BEIRUT -- A Syrian rebel commander who recently completed a U.S. training program has told the U.S. military that he surrendered six coalition-provided trucks and ammunition to an intermediary linked to the al-Qaida affiliate in Syria, known as the Nusra Front.

U.S. Central Command said late Friday that roughly 25 percent of the equipment assigned to that unit was apparently turned over earlier this week in exchange for safe passage within the region. U.S. officials said the Syrians continue to insist that they have not relinquished any actual weapons to the Nusra Front and that all of their personnel are still accounted for.

Air Force Col. Pat Ryder, a U.S. Central Command spokesman, said the command is looking into the incident. But the report contradicts information the Defense Department provided earlier in the day, which said reports of U.S.-trained Syrian rebels defecting and missing equipment going to the Nusra Front were incorrect.

Ryder said the Syrians had told the U.S. earlier Friday that no equipment or people were missing, but the U.S. found out later on that some of those assertions were wrong. He said providing equipment to the Nusra Front is a violation of the training and equipping program.

"In light of this new information, we wanted to ensure the public was informed as quickly as possible about the facts as we know them at this time," Ryder said. "We are using all means at our disposal to look into what exactly happened and determine the appropriate response."

The commander who turned the equipment over to the Nusra Front was one of about 70 rebel fighters who were in the second U.S. training course. He had only recently returned to Syria to fight the Islamic State militants.

Meanwhile, a U.N.-backed truce deal has been reached for two key Syrian battleground areas that will see the transfer of thousands of Shiite and Sunni civilians and fighters from one area to another, activists and a militant cleric said Friday.

The deal will end months of fighting between Sunni insurgents and pro-government forces, including fighters from Lebanon's Shiite militia group Hezbollah, and the besieging of civilians.

The transfer will allow a group of Sunni insurgents operating under a coalition called Jaish al-Fatah, or Army of Conquest, and their families safe passage out of the Zabadani area along the Lebanese border.

In exchange, 10,000 Shiites, civilians and wounded pro-government fighters from two villages in rebel-controlled northern Idlib province will be allowed to leave, said Abdullah al-Muhaysini, a Saudi militant cleric living in Syria.

The Sunni insurgents will head from Zabadani to the rebel-controlled Idlib province, while the Shiites will settle in the government-controlled suburb of Damascus, the head of the Britain-based Syrian Observatory for Human Rights said.

If implemented, the agreement would be another rare example of international diplomacy successfully brokering an end to fighting in specific areas in Syria. The U.N. previously brokered a cease-fire in 2014 to end over two years of siege on the central city of Homs.
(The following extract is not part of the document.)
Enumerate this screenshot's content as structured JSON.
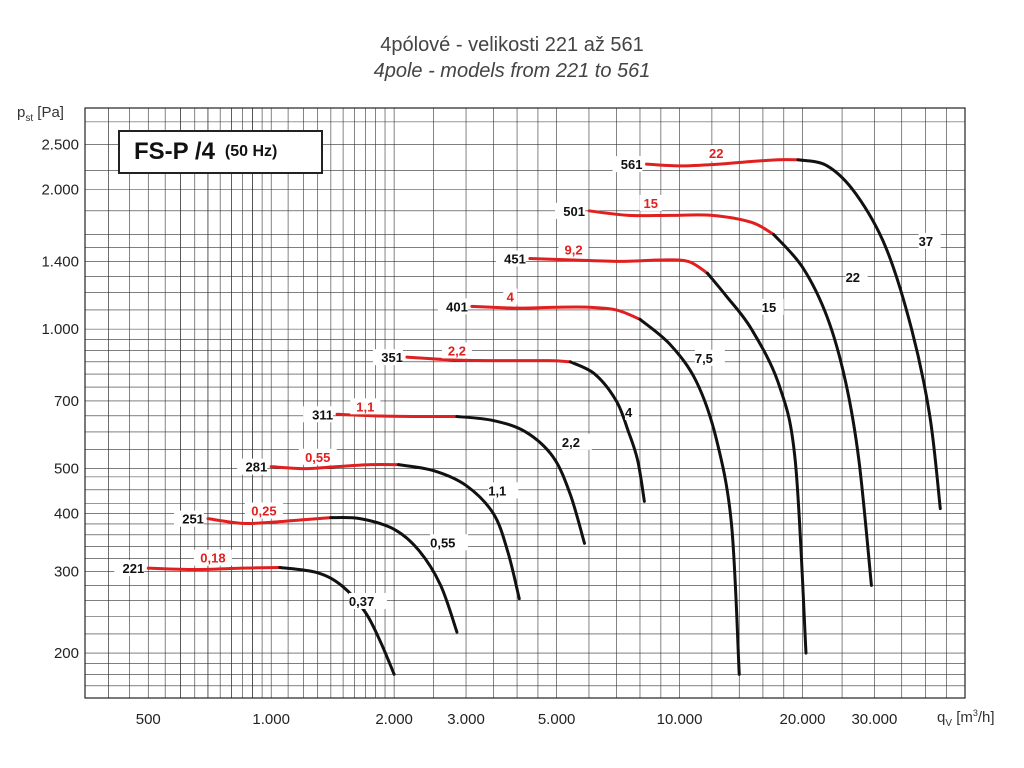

But the deal would also underline concerns about forced demographic changes in the Syrian civil war, now in its fifth year, which has already displaced nearly half of Syria's pre-war population.

The opposition has accused Syrian President Bashar Assad's government of working with its allies, including Iran, on moving populations around to empty government-held areas of Sunnis. The insurgents against Assad are largely Sunnis, including foreign fighters from around the region and elsewhere who joined the war.

U.N. spokesman Jessy Chahine said on Friday that the U.N. facilitated contacts between the different parties but would not elaborate on details of the deal.

The Observatory said the six-month truce deal would also include the release of rebel detainees. Turkey and Iran also sponsored the deal, it added.